During the brief photo opportunity, the current president wished Obama well before all five men headed to a private lunch that lasted about 90 minutes.

"One message that I have and I think we all share is that we want you to succeed. Whether we're Democrat or Republican we care deeply about this country," Bush said.

"All of us who have served in this office understand that the office itself transcends the individual."

Bush and Obama also met privately for roughly 30 minutes in the Oval Office before the lunch.

Details of the one-on-one meeting, coming just 13 days before Obama's inauguration, were not revealed although they were expected to focus on grim current events - the war in the Gaza Strip and the crippled US economy.

Describing the gathering in only broad terms, Obama press secretary Robert Gibbs said: "The president and the former presidents had helpful advice on managing the office, as well as thoughts on the critical issues facing the country right now. The president-elect is anxious to stay in touch with all of them in the coming years."

While Obama pledged to take a knife to unnecessary government spending and to reform entitlements, he provided few details at the news conference where he named Nancy Killefer to the newly created position as chief performance officer. She is assigned the tasks of eliminating government waste and improving efficiency.

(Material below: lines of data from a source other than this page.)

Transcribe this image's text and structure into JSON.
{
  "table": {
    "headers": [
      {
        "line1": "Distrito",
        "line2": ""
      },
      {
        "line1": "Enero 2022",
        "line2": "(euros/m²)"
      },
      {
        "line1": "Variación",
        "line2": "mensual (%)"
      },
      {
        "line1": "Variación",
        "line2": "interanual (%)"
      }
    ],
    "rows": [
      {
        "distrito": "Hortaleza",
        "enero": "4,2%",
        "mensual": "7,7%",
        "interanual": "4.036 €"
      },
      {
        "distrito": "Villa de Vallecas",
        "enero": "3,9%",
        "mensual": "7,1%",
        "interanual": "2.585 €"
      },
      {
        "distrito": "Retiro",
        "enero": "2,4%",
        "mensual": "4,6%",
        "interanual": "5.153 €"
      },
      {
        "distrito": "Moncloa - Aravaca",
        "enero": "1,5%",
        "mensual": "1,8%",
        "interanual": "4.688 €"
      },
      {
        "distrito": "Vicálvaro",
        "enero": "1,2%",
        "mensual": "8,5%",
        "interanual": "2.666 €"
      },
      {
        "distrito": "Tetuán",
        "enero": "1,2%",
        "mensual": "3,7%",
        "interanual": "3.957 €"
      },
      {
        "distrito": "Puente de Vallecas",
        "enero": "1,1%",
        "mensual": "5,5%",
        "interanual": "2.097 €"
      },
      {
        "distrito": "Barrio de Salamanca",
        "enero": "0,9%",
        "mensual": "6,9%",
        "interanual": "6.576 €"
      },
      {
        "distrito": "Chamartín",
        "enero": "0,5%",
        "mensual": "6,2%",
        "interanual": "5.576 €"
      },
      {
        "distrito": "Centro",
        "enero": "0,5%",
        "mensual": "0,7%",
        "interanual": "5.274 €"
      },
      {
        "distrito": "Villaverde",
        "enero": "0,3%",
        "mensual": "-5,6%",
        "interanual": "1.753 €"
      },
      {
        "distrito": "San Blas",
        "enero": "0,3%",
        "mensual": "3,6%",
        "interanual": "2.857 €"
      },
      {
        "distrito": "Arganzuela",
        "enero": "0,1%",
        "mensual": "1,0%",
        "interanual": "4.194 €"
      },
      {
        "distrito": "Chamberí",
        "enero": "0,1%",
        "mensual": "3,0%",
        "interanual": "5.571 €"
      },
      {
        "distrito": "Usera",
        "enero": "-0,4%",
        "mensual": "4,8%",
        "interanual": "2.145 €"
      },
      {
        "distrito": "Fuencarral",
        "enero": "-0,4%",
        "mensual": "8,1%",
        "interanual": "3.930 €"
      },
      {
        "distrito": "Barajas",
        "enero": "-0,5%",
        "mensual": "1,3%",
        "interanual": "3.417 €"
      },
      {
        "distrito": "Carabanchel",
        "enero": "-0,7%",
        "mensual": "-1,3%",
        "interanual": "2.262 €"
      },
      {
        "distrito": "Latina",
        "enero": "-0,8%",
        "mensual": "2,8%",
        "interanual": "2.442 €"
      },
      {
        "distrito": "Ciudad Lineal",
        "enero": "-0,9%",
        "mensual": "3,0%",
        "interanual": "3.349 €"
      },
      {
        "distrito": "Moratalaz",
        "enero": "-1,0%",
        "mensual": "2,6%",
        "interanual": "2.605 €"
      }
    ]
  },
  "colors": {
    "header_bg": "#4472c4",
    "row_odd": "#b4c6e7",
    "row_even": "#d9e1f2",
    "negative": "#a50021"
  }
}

The promise to cut unnecessary government spending, coincided with a Congressional Budget Office estimate that Obama would inherit a $US1.2 trillion ($A1.7 trillion) federal deficit for fiscal 2009.

"We expect that discussion around entitlements will be a part, a central part of those plans," Obama said.

"And I would expect that by February, in line with the announcement of at least a rough budget outline, we will have more to say about how we're going to approach entitlement spending."

For the first time, Obama gave a ballpark price tag for his massive economic plan designed to put a floor under the country's deepening recession. Aides have said it could cost as much as $US775 billion over two years. Outside economists have suggested as much as $US1.2 trillion would be needed.

"We expect that it will be on the high end of our estimates but will not be as high as some economists have recommended because of the constraint and concerns we have about the existing deficit," Obama said.

On Thursday, he plans to give a speech on the economy at George Mason University in Virginia where he will lay out his reasons for pressing Congress to quickly approve his still-evolving economic plan.

Meanwhile, politicians have been distracted by an ugly bit of political theatre that unfolded in Congress on Tuesday when the Senate barred Roland Burris from taking Obama's vacated Illinois Senate seat. Burris was appointed by the state's embattled governor, Rod Blagojevich, who stands accused of trying to sell the position to the highest bidder.

On Wednesday, Burris met with Senate Majority Leader Harry Reid as the Senate Democrats looked for a way to defuse the stand-off and set forth the legal steps under which they would welcome him into the Senate.

Senate Majority Leader Harry Reid said the Senate is awaiting a court ruling in a case that tests whether the Illinois secretary of state is required to sign Burris' certification.

Burris, who would be the Senate's only black member, said on Wednesday that he expects "very shortly" to represent the state of Illinois in the US Senate.

Also on Wednesday, Senator Dianne Feinstein of California, the incoming chair of the Senate Intelligence Committee, said she intends to support President-elect Barack Obama's choice for CIA chief, Leon Panetta.

Feinstein had earlier expressed reservations about the choice of Panetta, a former White House chief of staff without a formal background in the intelligence community.

Obama had not consulted with Feinstein before making the choice and subsequently apologised to her for the lapse.